Submitted by SpuriousLogic
SpuriousLogic (1183411) writes "The theory that our sense of smell has its basis in quantum physics events is gaining traction, say researchers.

The idea remains controversial, but scientists reporting at the American Physical Society meeting in Dallas, US, are slowly unpicking how it could work.

The key, they say, is tiny packets of energy, or quanta, lost by electrons.

Experiments using tiny wires show that as electrons move on proteins within the nose, odor molecules could absorb these quanta and thereby be detected.

If the theory is right, by extending these studies, an "electronic nose" superior to any chemical sensor could be devised.
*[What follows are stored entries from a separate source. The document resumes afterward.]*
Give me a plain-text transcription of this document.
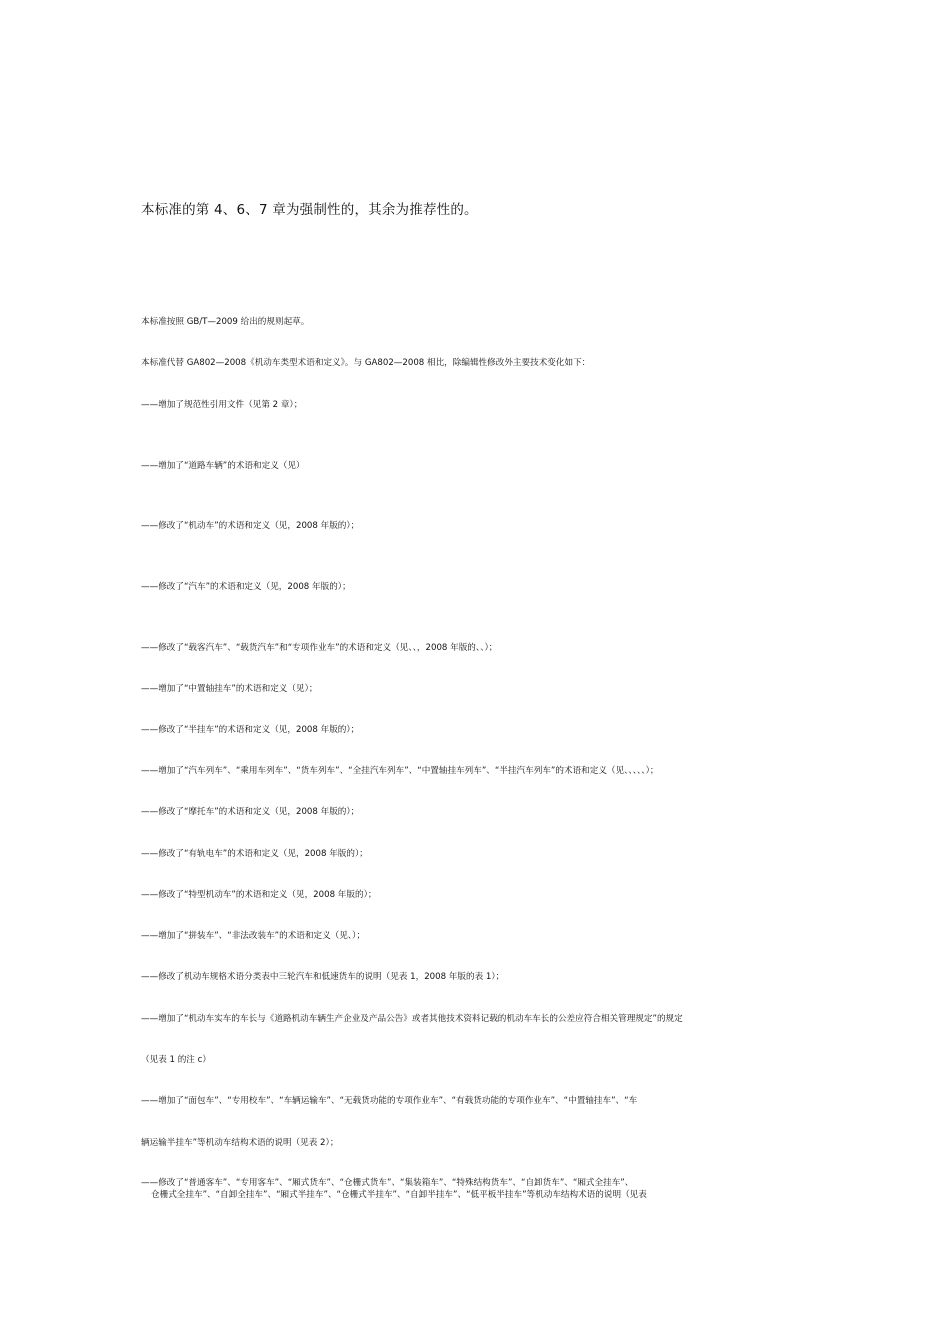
本标准的第 4、6、7 章为强制性的，其余为推荐性的。
本标准按照 GB/T—2009 给出的规则起草。
本标准代替 GA802—2008《机动车类型术语和定义》。与 GA802—2008 相比，除编辑性修改外主要技术变化如下：
——增加了规范性引用文件（见第 2 章）；
——增加了“道路车辆”的术语和定义（见）
——修改了“机动车”的术语和定义（见，2008 年版的）；
——修改了“汽车”的术语和定义（见，2008 年版的）；
——修改了“载客汽车”、“载货汽车”和“专项作业车”的术语和定义（见、、，2008 年版的、、）；
——增加了“中置轴挂车”的术语和定义（见）；
——修改了“半挂车”的术语和定义（见，2008 年版的）；
——增加了“汽车列车”、“乘用车列车”、“货车列车”、“全挂汽车列车”、“中置轴挂车列车”、“半挂汽车列车”的术语和定义（见、、、、、）；
——修改了“摩托车”的术语和定义（见，2008 年版的）；
——修改了“有轨电车”的术语和定义（见，2008 年版的）；
——修改了“特型机动车”的术语和定义（见，2008 年版的）；
——增加了“拼装车”、“非法改装车”的术语和定义（见、）；
——修改了机动车规格术语分类表中三轮汽车和低速货车的说明（见表 1，2008 年版的表 1）；
——增加了“机动车实车的车长与《道路机动车辆生产企业及产品公告》或者其他技术资料记载的机动车车长的公差应符合相关管理规定”的规定
（见表 1 的注 c）
——增加了“面包车”、“专用校车”、“车辆运输车”、“无载货功能的专项作业车”、“有载货功能的专项作业车”、“中置轴挂车”、“车
辆运输半挂车”等机动车结构术语的说明（见表 2）；
——修改了“普通客车”、“专用客车”、“厢式货车”、“仓栅式货车”、“集装箱车”、“特殊结构货车”、“自卸货车”、“厢式全挂车”、
仓栅式全挂车”、“自卸全挂车”、“厢式半挂车”、“仓栅式半挂车”、“自卸半挂车”、“低平板半挂车”等机动车结构术语的说明（见表
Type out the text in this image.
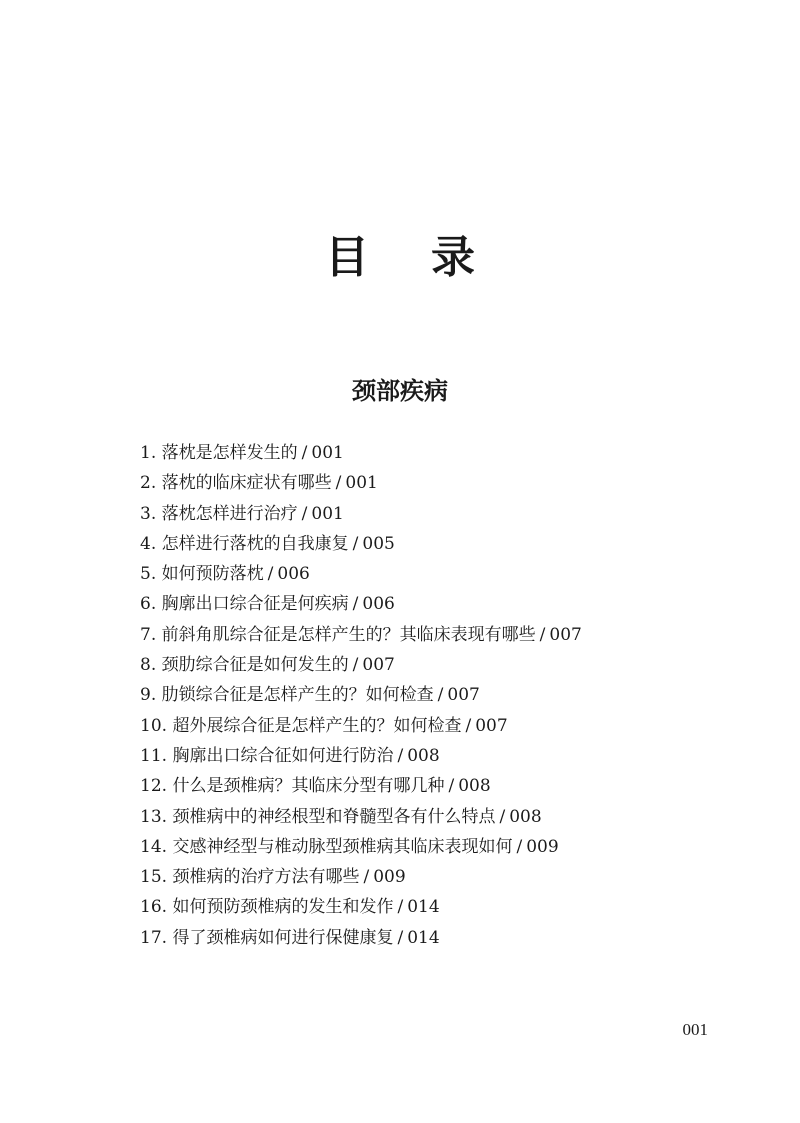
目 录
颈部疾病
1. 落枕是怎样发生的 / 001
2. 落枕的临床症状有哪些 / 001
3. 落枕怎样进行治疗 / 001
4. 怎样进行落枕的自我康复 / 005
5. 如何预防落枕 / 006
6. 胸廓出口综合征是何疾病 / 006
7. 前斜角肌综合征是怎样产生的？其临床表现有哪些 / 007
8. 颈肋综合征是如何发生的 / 007
9. 肋锁综合征是怎样产生的？如何检查 / 007
10. 超外展综合征是怎样产生的？如何检查 / 007
11. 胸廓出口综合征如何进行防治 / 008
12. 什么是颈椎病？其临床分型有哪几种 / 008
13. 颈椎病中的神经根型和脊髓型各有什么特点 / 008
14. 交感神经型与椎动脉型颈椎病其临床表现如何 / 009
15. 颈椎病的治疗方法有哪些 / 009
16. 如何预防颈椎病的发生和发作 / 014
17. 得了颈椎病如何进行保健康复 / 014
001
In 1996, Luca Turin, now of the Massachusetts Institute of Technology in the US, suggested that the "vibrational modes" of an odorant were its signature.

Molecules can be viewed as a collection of atoms on springs, and energy of just the right frequency — a quantum — can cause the spring to vibrate.

Since different assemblages of molecules have different characteristic frequencies, Turin proposed, these vibrations could act as a molecular signature.

The idea has been debated in the scientific literature, but presentations at the American Physical Society meeting put the theory on firmer footing.

Most recently, Dr Turin published a paper showing that flies can distinguish between molecules that are chemically similar but in which a heavier version of hydrogen had been substituted."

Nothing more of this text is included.